Here’s my build, in case you’re considering doing something similar.
- Core i3-2100 Processor ($110, 3.1GHz, amazingly fast for the price but low power usage and sips power at idle, cool so the fan’s quiet). If you want true quad-core performance, the $200 Core i5-2400S has similar power usage, but is probably overkill unless you do a lot of video transcoding.
- Gigabyte GA-Z68X-UD3H-B3 motherboard ($169 latest Intel chipset, supports swapping between onboard and PCI-E video to reduce power consumption)
- GeForce 560 Ti ($229, plenty of oomph for 1080P, low idle power usage, quiet). If you’re not gaming, you can omit this component.
- 8GB DDR3 RAM ($84.99)
- 2 Samsung Spingpoint 2TB drives ($79 each; Samsung’s the only drive brand I’ve had consistently good luck with in recent years)
- Media Center Remote ($17; mainly using this for the IR receiver as I have a Harmony)
- HDHomeRun TV tuner. This dual-tuner external device is awesome. Any computer in your house with a fast network connection can also access it to watch live TV.
- Memorex Blu-ray reader/DVD writer, $59 on sale at Fry’s.

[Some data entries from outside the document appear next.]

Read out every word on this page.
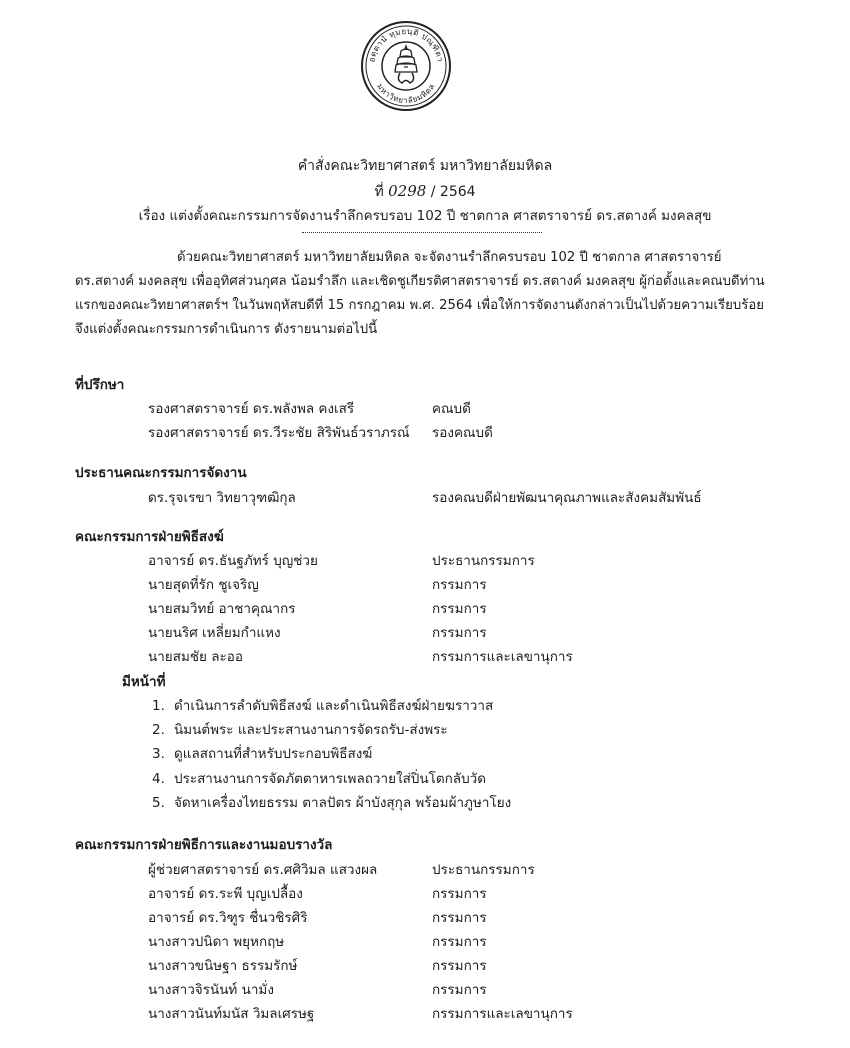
อตฺตานํ ทุมยนฺติ ปณฺฑิตา
มหาวิทยาลัยมหิดล
คำสั่งคณะวิทยาศาสตร์ มหาวิทยาลัยมหิดล
ที่ 0298 / 2564
เรื่อง แต่งตั้งคณะกรรมการจัดงานรำลึกครบรอบ 102 ปี ชาตกาล ศาสตราจารย์ ดร.สตางค์ มงคลสุข
ด้วยคณะวิทยาศาสตร์ มหาวิทยาลัยมหิดล จะจัดงานรำลึกครบรอบ 102 ปี ชาตกาล ศาสตราจารย์
ดร.สตางค์ มงคลสุข เพื่ออุทิศส่วนกุศล น้อมรำลึก และเชิดชูเกียรติศาสตราจารย์ ดร.สตางค์ มงคลสุข ผู้ก่อตั้งและคณบดีท่าน
แรกของคณะวิทยาศาสตร์ฯ ในวันพฤหัสบดีที่ 15 กรกฎาคม พ.ศ. 2564 เพื่อให้การจัดงานดังกล่าวเป็นไปด้วยความเรียบร้อย
จึงแต่งตั้งคณะกรรมการดำเนินการ ดังรายนามต่อไปนี้
ที่ปรึกษา
รองศาสตราจารย์ ดร.พลังพล คงเสรี	คณบดี
รองศาสตราจารย์ ดร.วีระชัย สิริพันธ์วราภรณ์ รองคณบดี
ประธานคณะกรรมการจัดงาน
ดร.รุจเรขา วิทยาวุฑฒิกุล	รองคณบดีฝ่ายพัฒนาคุณภาพและสังคมสัมพันธ์
คณะกรรมการฝ่ายพิธีสงฆ์
อาจารย์ ดร.ธันฐภัทร์ บุญช่วย	ประธานกรรมการ
นายสุดที่รัก ชูเจริญ	กรรมการ
นายสมวิทย์ อาชาคุณากร	กรรมการ
นายนริศ เหลี่ยมกำแหง	กรรมการ
นายสมชัย ละออ	กรรมการและเลขานุการ
มีหน้าที่
1. ดำเนินการลำดับพิธีสงฆ์ และดำเนินพิธีสงฆ์ฝ่ายฆราวาส
2. นิมนต์พระ และประสานงานการจัดรถรับ-ส่งพระ
3. ดูแลสถานที่สำหรับประกอบพิธีสงฆ์
4. ประสานงานการจัดภัตตาหารเพลถวายใส่ปิ่นโตกลับวัด
5. จัดหาเครื่องไทยธรรม ตาลปัตร ผ้าบังสุกุล พร้อมผ้าภูษาโยง
คณะกรรมการฝ่ายพิธีการและงานมอบรางวัล
ผู้ช่วยศาสตราจารย์ ดร.ศศิวิมล แสวงผล	ประธานกรรมการ
อาจารย์ ดร.ระพี บุญเปลื้อง	กรรมการ
อาจารย์ ดร.วิฑูร ชื่นวชิรศิริ	กรรมการ
นางสาวปนิดา พยุหกฤษ	กรรมการ
นางสาวขนิษฐา ธรรมรักษ์	กรรมการ
นางสาวจิรนันท์ นามั่ง	กรรมการ
นางสาวนันท์มนัส วิมลเศรษฐ	กรรมการและเลขานุการ
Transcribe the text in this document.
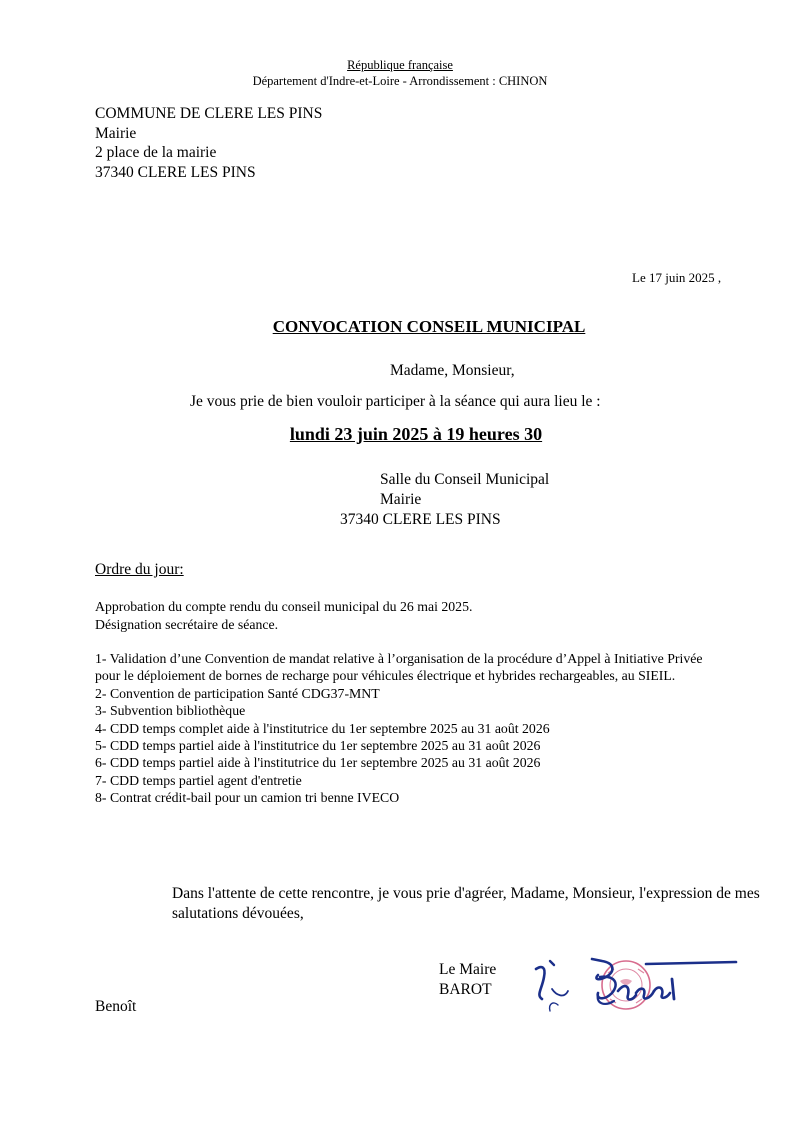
République française
Département d'Indre-et-Loire - Arrondissement : CHINON
COMMUNE DE CLERE LES PINS
Mairie
2 place de la mairie
37340 CLERE LES PINS
Le 17 juin 2025 ,
CONVOCATION CONSEIL MUNICIPAL
Madame, Monsieur,
Je vous prie de bien vouloir participer à la séance qui aura lieu le :
lundi 23 juin 2025 à 19 heures 30
Salle du Conseil Municipal
Mairie
37340 CLERE LES PINS
Ordre du jour:
Approbation du compte rendu du conseil municipal du 26 mai 2025.
Désignation secrétaire de séance.
1- Validation d’une Convention de mandat relative à l’organisation de la procédure d’Appel à Initiative Privée
pour le déploiement de bornes de recharge pour véhicules électrique et hybrides rechargeables, au SIEIL.
2- Convention de participation Santé CDG37-MNT
3- Subvention bibliothèque
4- CDD temps complet aide à l'institutrice du 1er septembre 2025 au 31 août 2026
5- CDD temps partiel aide à l'institutrice du 1er septembre 2025 au 31 août 2026
6- CDD temps partiel aide à l'institutrice du 1er septembre 2025 au 31 août 2026
7- CDD temps partiel agent d'entretie
8- Contrat crédit-bail pour un camion tri benne IVECO
Dans l'attente de cette rencontre, je vous prie d'agréer, Madame, Monsieur, l'expression de mes salutations dévouées,
Le Maire
BAROT
Benoît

Though components like this look intimidating, all you need to build a PC is a Phillips screwdriver.
Plus a quiet case (Antec P180; just stuck it behind the TV stand), 550W 80-plus power supply (OCZ, but they’re out of the power supply business), and my old SSD drive to speed bootup. I’m using a sadly now-discontinued MS Bluetooth media keyboard and mouse.
If you don’t want to do a full ATX board, go for an Asus or Gigabyte micro-ATX board based on the Z68 chipset. Then you can opt for a smaller case.
With this setup, the Xbox 360 in the bedroom can watch live TV and recorded shows from the HTPC, in addition to showing Netflix/Zune/Hulu+ content. Even buying 5 or 6 premium channel show subscriptions on Zune (for the shows where we don’t want to wait for the season to hit Netflix), it’s still waaaaay cheaper than a $100+/month cable/satellite bill.